“We left our homes in what we were wearing,” says Raja, a mother of five who fled from her home in the Palestinian district of Aleppo two months ago. Yesterday, she received news that her house has been destroyed in an airstrike, so this is now the life that she must adjust to.
These apartment blocks were half-built and then abandoned when the fighting started in Aleppo, and now they have become home for hundreds of displaced families who bed down on the concrete floors and hang sheets up in the open spaces where windows should have been fitted. “Now that it’s warmer, it’s not so bad living here,” says Rawan, the charity worker who organizes the daily hand outs. “But in winter, the conditions were terrible.”
The UN estimates that there are now almost 7 million Syrians who, like Raja, depend on humanitarian assistance to survive. In Aleppo province alone, 1.25 million people have been forced from their homes and are living with friends, family, or in hastily set up refugee camps. A multitude of small NGOs, like the Jana Foundation—the organisation that provides food for Raja and her family—and larger organisations such as the World Food Program (WFP) are desperately trying to reach all the people in Syria who need their help.
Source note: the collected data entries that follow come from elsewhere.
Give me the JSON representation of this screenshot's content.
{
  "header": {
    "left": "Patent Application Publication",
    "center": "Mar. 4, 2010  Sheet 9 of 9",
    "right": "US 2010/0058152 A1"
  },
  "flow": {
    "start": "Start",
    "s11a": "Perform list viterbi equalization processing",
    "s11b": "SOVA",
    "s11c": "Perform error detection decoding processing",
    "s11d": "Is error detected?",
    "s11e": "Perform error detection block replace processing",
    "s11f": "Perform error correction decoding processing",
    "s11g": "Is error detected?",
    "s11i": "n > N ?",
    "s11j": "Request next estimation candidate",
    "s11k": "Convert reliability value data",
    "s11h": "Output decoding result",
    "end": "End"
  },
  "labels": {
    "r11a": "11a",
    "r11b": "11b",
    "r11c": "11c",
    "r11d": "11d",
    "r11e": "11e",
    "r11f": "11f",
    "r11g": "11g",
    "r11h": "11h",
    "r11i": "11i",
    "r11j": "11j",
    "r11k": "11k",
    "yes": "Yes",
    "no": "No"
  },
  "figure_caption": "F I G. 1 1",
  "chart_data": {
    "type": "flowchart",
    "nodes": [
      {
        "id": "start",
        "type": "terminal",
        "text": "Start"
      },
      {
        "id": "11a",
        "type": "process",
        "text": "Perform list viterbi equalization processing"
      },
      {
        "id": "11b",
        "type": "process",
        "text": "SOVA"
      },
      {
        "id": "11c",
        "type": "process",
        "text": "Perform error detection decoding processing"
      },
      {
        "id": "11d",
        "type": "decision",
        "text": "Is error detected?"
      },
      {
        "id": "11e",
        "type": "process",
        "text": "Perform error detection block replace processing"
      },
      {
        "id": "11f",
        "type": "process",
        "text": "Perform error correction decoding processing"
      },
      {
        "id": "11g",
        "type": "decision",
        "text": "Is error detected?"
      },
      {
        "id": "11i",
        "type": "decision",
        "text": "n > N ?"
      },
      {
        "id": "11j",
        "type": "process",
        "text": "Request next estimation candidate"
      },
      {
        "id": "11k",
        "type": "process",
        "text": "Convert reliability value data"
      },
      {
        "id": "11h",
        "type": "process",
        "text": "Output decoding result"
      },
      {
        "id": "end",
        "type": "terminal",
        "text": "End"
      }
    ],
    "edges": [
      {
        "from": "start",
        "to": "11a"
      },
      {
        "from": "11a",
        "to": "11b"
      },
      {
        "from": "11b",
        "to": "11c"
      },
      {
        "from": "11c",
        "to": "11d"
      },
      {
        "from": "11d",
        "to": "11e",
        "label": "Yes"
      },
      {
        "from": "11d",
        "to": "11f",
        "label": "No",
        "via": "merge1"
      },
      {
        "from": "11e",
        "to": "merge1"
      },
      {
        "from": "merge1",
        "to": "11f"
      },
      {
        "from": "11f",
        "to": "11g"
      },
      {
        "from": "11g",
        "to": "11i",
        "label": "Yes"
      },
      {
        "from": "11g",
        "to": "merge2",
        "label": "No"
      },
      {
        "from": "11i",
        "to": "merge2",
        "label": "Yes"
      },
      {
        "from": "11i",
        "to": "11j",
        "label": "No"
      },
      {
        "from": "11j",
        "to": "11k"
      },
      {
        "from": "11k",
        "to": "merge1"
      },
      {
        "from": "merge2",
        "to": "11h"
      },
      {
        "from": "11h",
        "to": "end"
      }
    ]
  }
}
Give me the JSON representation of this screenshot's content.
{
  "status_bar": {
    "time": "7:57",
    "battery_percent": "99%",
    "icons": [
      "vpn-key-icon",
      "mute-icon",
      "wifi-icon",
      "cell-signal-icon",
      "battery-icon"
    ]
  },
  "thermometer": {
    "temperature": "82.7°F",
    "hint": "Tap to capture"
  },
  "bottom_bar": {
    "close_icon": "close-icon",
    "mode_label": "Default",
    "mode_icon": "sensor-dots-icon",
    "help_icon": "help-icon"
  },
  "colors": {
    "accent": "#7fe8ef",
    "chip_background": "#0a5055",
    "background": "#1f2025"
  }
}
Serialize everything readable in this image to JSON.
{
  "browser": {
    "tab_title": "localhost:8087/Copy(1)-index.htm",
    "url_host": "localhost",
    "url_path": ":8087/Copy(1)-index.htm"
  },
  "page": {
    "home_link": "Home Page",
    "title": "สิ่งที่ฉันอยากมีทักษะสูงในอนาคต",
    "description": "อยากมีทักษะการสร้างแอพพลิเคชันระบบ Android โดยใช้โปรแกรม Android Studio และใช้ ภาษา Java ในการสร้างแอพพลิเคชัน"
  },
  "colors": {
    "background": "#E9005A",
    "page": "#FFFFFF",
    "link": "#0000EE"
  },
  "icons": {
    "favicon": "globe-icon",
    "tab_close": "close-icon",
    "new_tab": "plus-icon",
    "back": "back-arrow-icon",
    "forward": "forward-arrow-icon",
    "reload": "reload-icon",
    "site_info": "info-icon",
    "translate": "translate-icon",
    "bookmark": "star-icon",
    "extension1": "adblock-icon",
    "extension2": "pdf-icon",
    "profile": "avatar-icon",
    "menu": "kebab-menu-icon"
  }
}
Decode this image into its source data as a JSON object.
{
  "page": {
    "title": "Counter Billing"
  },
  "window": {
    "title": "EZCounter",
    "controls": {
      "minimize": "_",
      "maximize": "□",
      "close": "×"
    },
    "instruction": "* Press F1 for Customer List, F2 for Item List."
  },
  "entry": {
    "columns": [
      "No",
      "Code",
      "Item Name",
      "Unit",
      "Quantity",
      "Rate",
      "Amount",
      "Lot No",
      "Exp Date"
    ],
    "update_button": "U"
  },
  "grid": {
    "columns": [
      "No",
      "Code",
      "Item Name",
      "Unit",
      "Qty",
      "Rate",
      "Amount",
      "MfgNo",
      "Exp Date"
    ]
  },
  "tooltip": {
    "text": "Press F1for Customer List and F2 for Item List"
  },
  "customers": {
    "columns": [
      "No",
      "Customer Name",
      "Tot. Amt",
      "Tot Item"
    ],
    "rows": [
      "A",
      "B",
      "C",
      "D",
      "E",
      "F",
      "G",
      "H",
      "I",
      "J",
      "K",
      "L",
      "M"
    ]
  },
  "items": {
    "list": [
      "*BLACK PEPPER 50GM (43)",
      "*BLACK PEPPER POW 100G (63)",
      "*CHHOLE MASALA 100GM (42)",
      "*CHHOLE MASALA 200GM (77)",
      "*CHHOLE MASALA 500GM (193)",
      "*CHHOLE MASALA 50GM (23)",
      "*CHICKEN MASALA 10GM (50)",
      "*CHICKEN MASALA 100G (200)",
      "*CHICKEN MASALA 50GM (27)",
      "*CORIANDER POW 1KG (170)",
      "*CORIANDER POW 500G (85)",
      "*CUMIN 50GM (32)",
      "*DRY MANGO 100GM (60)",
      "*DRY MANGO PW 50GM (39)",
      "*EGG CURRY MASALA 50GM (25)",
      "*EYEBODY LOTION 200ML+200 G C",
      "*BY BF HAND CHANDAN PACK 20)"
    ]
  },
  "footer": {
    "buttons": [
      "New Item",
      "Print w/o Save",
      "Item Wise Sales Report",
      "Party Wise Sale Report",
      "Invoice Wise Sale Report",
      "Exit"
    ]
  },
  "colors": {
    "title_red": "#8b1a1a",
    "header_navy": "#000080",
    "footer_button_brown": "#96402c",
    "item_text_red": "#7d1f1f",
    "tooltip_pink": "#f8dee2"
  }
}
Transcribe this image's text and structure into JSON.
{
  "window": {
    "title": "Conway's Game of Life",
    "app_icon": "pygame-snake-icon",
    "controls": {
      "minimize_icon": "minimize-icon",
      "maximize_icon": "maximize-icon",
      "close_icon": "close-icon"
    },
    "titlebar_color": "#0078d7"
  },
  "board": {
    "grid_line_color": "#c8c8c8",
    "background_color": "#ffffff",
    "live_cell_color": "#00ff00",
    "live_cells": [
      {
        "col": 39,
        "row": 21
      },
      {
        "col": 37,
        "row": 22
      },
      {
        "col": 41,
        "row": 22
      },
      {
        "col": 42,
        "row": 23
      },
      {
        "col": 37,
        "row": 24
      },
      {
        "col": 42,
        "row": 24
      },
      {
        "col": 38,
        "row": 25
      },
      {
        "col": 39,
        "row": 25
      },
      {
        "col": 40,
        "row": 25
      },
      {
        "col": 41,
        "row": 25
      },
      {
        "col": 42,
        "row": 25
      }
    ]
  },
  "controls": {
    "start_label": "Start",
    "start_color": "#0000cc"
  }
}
Aleppo lies just a short distance from the border with Turkey, so getting food aid here should in theory be easy, but politics is getting in the way. Because Syria is still recognized as a sovereign state by the United Nations, all the organisations delivering aid inside the country need the government’s permission to cross over the land borders with their convoys. But for the past year, a large stretch of the Turkish–Syrian border has been controlled by brigades from the Free Syrian Army, and Bashar Al-Assad’s government is steadfastly refusing to allow aid agencies to cross any borders controlled by the opposition. “We have to work within international law, so in order to cross from Turkey into Syria with our aid convoys, we must get the permission of both the Turkish and Syrian governments, as well as the groups controlling the border posts,” explains the WFP’s spokesperson on Syria, Laure Chadraoui.
The alternative route that the convoys must take is both circuitous and dangerous. The WFP gets its aid supplies into Syria either via the regime-controlled port city of Tartous, or overland to Damascus from the Lebanese capital, Beirut. From there, it is taken by road to the rest of the country. “The northeast of the country is certainly the most challenging at the moment, in terms of getting aid to where it needs to be,” says Chadraoui. “The road from Damascus to Aleppo is extremely dangerous, and we have to pass through over fifty checkpoints, controlled both by the government and various opposition groups, to get there. It often takes over twenty hours to get to Aleppo from the capital.”
The kaleidoscopic and constantly shifting nature of the front line in Syria means that the organisation has to seize windows of opportunity when fighting dies down to move their convoys from one point to another. But there are other security concerns, too: Chadraoui says that around twenty of their trucks have been hijacked by criminal groups as they travel to deliver their aid. “When that happens we try to negotiate with the groups to get the trucks back. Sometimes it works, and sometimes it doesn’t,” she says. Furthermore, the WFP’s aid warehouses in Damascus and Aleppo have both been shelled, although not necessarily in targeted attacks.
For smaller NGOs, who do not have the resources to travel via government areas, the logistics of delivering aid inside Syria are more problematic still. The head of one small charity based in southeastern Turkey explained how he is forced to run two operations—one in Turkey, which deals with the donations and logistics, and one inside Syria, which deals with distribution. “We can’t take anything over the border, so I have to allocate money to our people inside Syria, so that they can then use it to buy food within the country,” he says. “We have warehouses in Syria, but we have to keep their locations secret to prevent them being targeted by criminal groups.” He reveals that they, too, have had lorries hijacked within opposition-held areas.
In Aleppo, displaced people like Raja know little of the political battles that are currently being fought in an attempt to get more food aid to people like her, and more quickly. “We are currently sending aid to 2.5 million people in Syria,” says Laure Chadraoui, “and the number of people who need assistance is rising all the time. We are currently spending USD 19.5 million a week on our operation in Syria. But our current funding will only last until June; after that, we will have to appeal again to our government donors.”